Es ist verständlich, dass die Band in dieser traumatischen Ausgangslage (sowie natürlich generell vor dem Hintergrund des eigenen legendären Status) etwas Monumentales schaffen wollte, alleine schon in der Masse keine kleine Brötchen backen wollten. Wofür My Dying Bride in subversiver gesetzten Facetten durchaus etwas an ihrem Sound geschraubt haben: The Ghost of Orion gibt strukturell einer relativ klaren Zugänglichkeit Raum, erschafft Refrains, lässt zudem die technisch starke, aber subjektiv gelegentlich etwas zu sehr in der Balance Richtung gestelztem Pathos kippenden, gesungenen Vocals von Stainthorpe und die wirklich tolle, weil erfrischende Schlagzeugarbeit von Neueinsteiger Jeff Singer durch eine zu saubere Produktion strahlen – gerade der sterile Sound der Drums schadet jedoch der elegischen Klangwelt.

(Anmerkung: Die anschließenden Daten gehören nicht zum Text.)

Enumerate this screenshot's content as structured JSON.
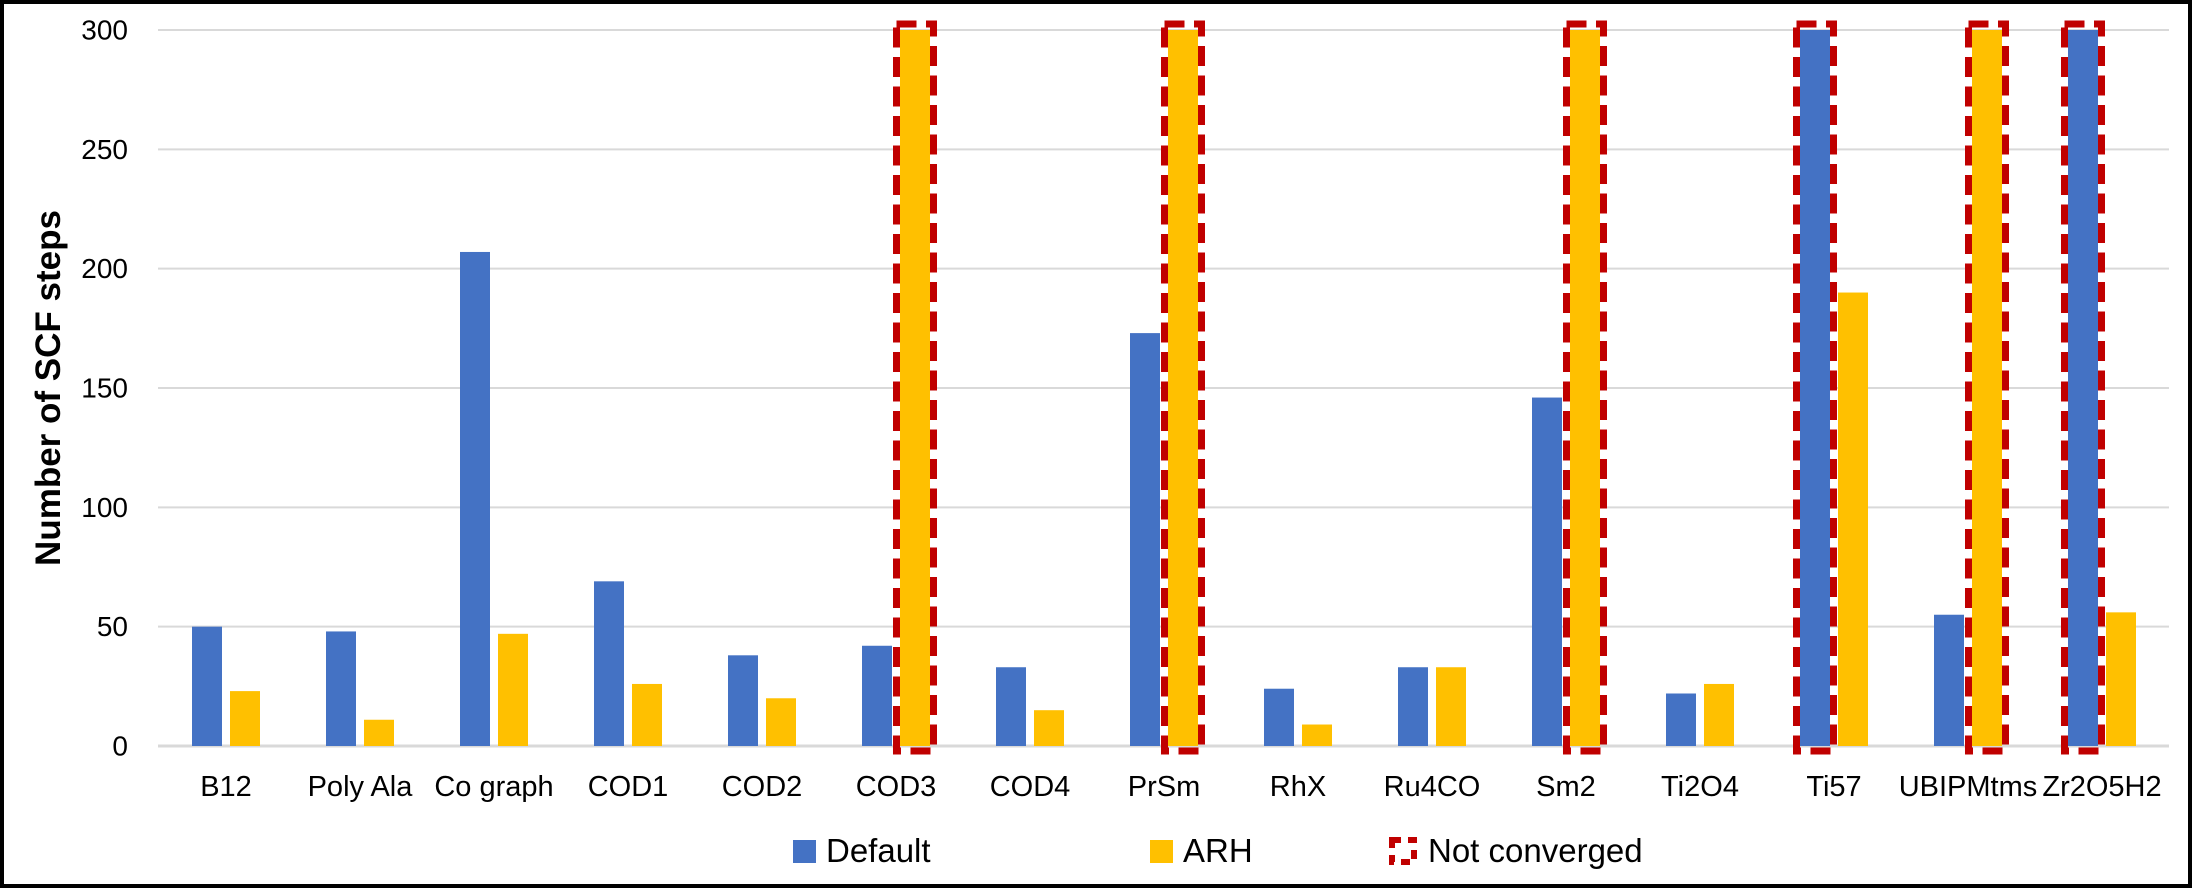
{
  "chart_data": {
    "type": "bar",
    "title": "",
    "xlabel": "",
    "ylabel": "Number of SCF steps",
    "ylim": [
      0,
      300
    ],
    "yticks": [
      0,
      50,
      100,
      150,
      200,
      250,
      300
    ],
    "grid": "horizontal",
    "legend_position": "bottom",
    "categories": [
      "B12",
      "Poly Ala",
      "Co graph",
      "COD1",
      "COD2",
      "COD3",
      "COD4",
      "PrSm",
      "RhX",
      "Ru4CO",
      "Sm2",
      "Ti2O4",
      "Ti57",
      "UBIPMtms",
      "Zr2O5H2"
    ],
    "series": [
      {
        "name": "Default",
        "color": "#4472C4",
        "values": [
          50,
          48,
          207,
          69,
          38,
          42,
          33,
          173,
          24,
          33,
          146,
          22,
          300,
          55,
          300
        ],
        "not_converged": [
          false,
          false,
          false,
          false,
          false,
          false,
          false,
          false,
          false,
          false,
          false,
          false,
          true,
          false,
          true
        ]
      },
      {
        "name": "ARH",
        "color": "#FFC000",
        "values": [
          23,
          11,
          47,
          26,
          20,
          300,
          15,
          300,
          9,
          33,
          300,
          26,
          190,
          300,
          56
        ],
        "not_converged": [
          false,
          false,
          false,
          false,
          false,
          true,
          false,
          true,
          false,
          false,
          true,
          false,
          false,
          true,
          false
        ]
      }
    ],
    "not_converged_note": "Bars capped at axis maximum 300 and outlined with red dashed border",
    "colors": {
      "grid": "#D9D9D9",
      "not_converged_outline": "#C00000",
      "text": "#000000",
      "background": "#FFFFFF",
      "frame_border": "#000000"
    }
  },
  "legend": {
    "labels": [
      "Default",
      "ARH",
      "Not converged"
    ]
  }
}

Nichtsdestotrotz fühlt man sich jedoch schon zum Einstieg sofort zu Hause auf The Ghost of Orion, wenn sich diese elegische Melange aus Sehnsucht, Trauer und Verzweiflung über seinen klassischen Gebrauch melodischer Flächen, epischer Riffkaskaden, Synthie-Texturen und sogar die (von Gast Jo Quail bisweilen willkürlich als Gimmick eingeschleusten) Goth-affinen, pastoralen Cello-Linien eine heimelige Atmosphäre erzeugt.

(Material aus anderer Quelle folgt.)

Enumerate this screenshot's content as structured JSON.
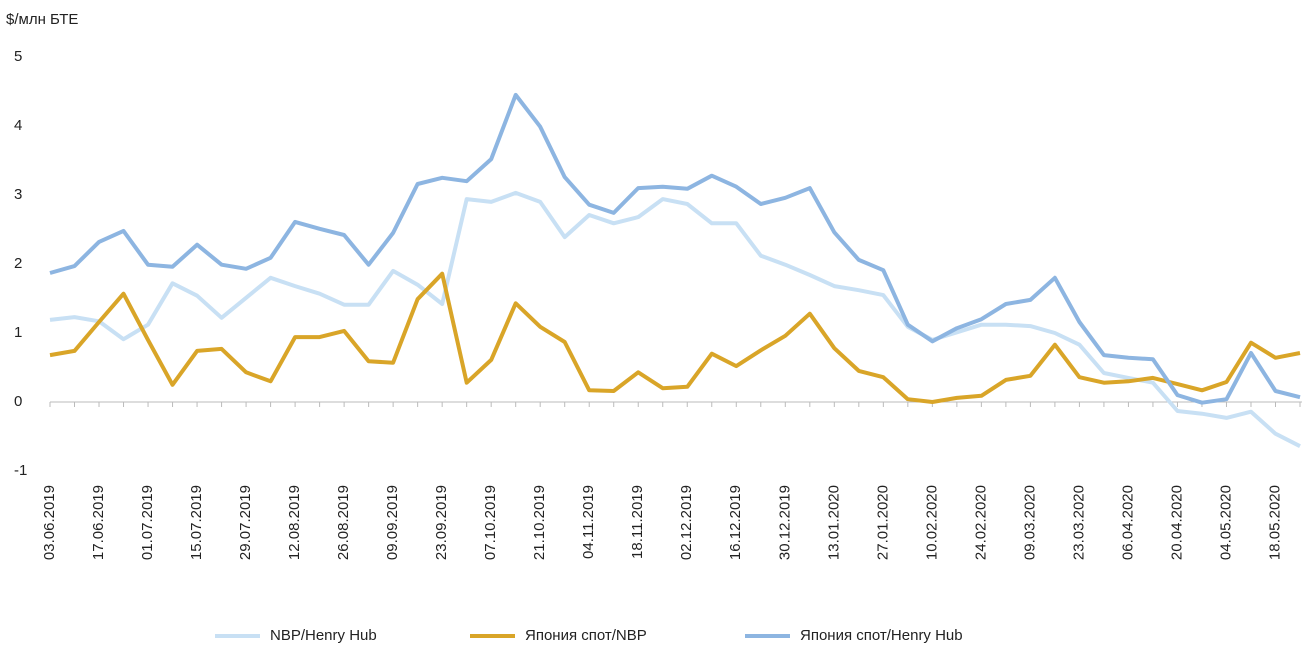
{
  "chart_data": {
    "type": "line",
    "y_label": "$/млн БТЕ",
    "categories": [
      "03.06.2019",
      null,
      "17.06.2019",
      null,
      "01.07.2019",
      null,
      "15.07.2019",
      null,
      "29.07.2019",
      null,
      "12.08.2019",
      null,
      "26.08.2019",
      null,
      "09.09.2019",
      null,
      "23.09.2019",
      null,
      "07.10.2019",
      null,
      "21.10.2019",
      null,
      "04.11.2019",
      null,
      "18.11.2019",
      null,
      "02.12.2019",
      null,
      "16.12.2019",
      null,
      "30.12.2019",
      null,
      "13.01.2020",
      null,
      "27.01.2020",
      null,
      "10.02.2020",
      null,
      "24.02.2020",
      null,
      "09.03.2020",
      null,
      "23.03.2020",
      null,
      "06.04.2020",
      null,
      "20.04.2020",
      null,
      "04.05.2020",
      null,
      "18.05.2020",
      null
    ],
    "series": [
      {
        "name": "NBP/Henry Hub",
        "color": "#c8e0f4",
        "values": [
          1.19,
          1.23,
          1.17,
          0.91,
          1.12,
          1.72,
          1.54,
          1.22,
          1.51,
          1.8,
          1.68,
          1.57,
          1.41,
          1.41,
          1.9,
          1.7,
          1.42,
          2.94,
          2.9,
          3.03,
          2.9,
          2.39,
          2.71,
          2.59,
          2.68,
          2.94,
          2.87,
          2.59,
          2.59,
          2.12,
          1.99,
          1.84,
          1.68,
          1.62,
          1.55,
          1.09,
          0.9,
          1.01,
          1.12,
          1.12,
          1.1,
          1.0,
          0.83,
          0.42,
          0.35,
          0.28,
          -0.13,
          -0.17,
          -0.23,
          -0.14,
          -0.46,
          -0.64
        ]
      },
      {
        "name": "Япония спот/NBP",
        "color": "#d9a528",
        "values": [
          0.68,
          0.74,
          1.16,
          1.57,
          0.9,
          0.25,
          0.74,
          0.77,
          0.43,
          0.3,
          0.94,
          0.94,
          1.03,
          0.59,
          0.57,
          1.49,
          1.86,
          0.28,
          0.61,
          1.43,
          1.09,
          0.87,
          0.17,
          0.16,
          0.43,
          0.2,
          0.22,
          0.7,
          0.52,
          0.75,
          0.96,
          1.28,
          0.78,
          0.45,
          0.36,
          0.04,
          0.0,
          0.06,
          0.09,
          0.32,
          0.38,
          0.83,
          0.36,
          0.28,
          0.3,
          0.35,
          0.26,
          0.17,
          0.29,
          0.86,
          0.64,
          0.71
        ]
      },
      {
        "name": "Япония спот/Henry Hub",
        "color": "#8db5e1",
        "values": [
          1.87,
          1.97,
          2.32,
          2.48,
          1.99,
          1.96,
          2.28,
          1.99,
          1.93,
          2.09,
          2.61,
          2.51,
          2.42,
          1.99,
          2.45,
          3.16,
          3.25,
          3.2,
          3.52,
          4.45,
          3.99,
          3.26,
          2.86,
          2.74,
          3.1,
          3.12,
          3.09,
          3.28,
          3.12,
          2.87,
          2.96,
          3.1,
          2.46,
          2.06,
          1.91,
          1.12,
          0.88,
          1.07,
          1.2,
          1.42,
          1.48,
          1.8,
          1.16,
          0.68,
          0.64,
          0.62,
          0.1,
          -0.01,
          0.04,
          0.71,
          0.16,
          0.07
        ]
      }
    ],
    "ylim": [
      -1,
      5
    ],
    "yticks": [
      -1,
      0,
      1,
      2,
      3,
      4,
      5
    ],
    "legend": "bottom"
  }
}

Diese immanente Klasse darf sich in seiner überzeugenden Routine deswegen auch gar nicht unbedingt vorwerfen lassen, dass My Dying Bride dabei keinen wirklich nach oben ausbrechenden Geniestreich erzwingende können, muß sich dafür aber eben auch vor allem an den hauseigenen Meisterwerken messen – höchstens das sphärisch über einem summierenden Gitarrengeflecht und der Stimme von Lindy Fay Hella anderweltartig schwende 4 bricht schließlich aus einen zuverlässigen Gesamtbild ragend aus, das vor allem das pure Können exerziert.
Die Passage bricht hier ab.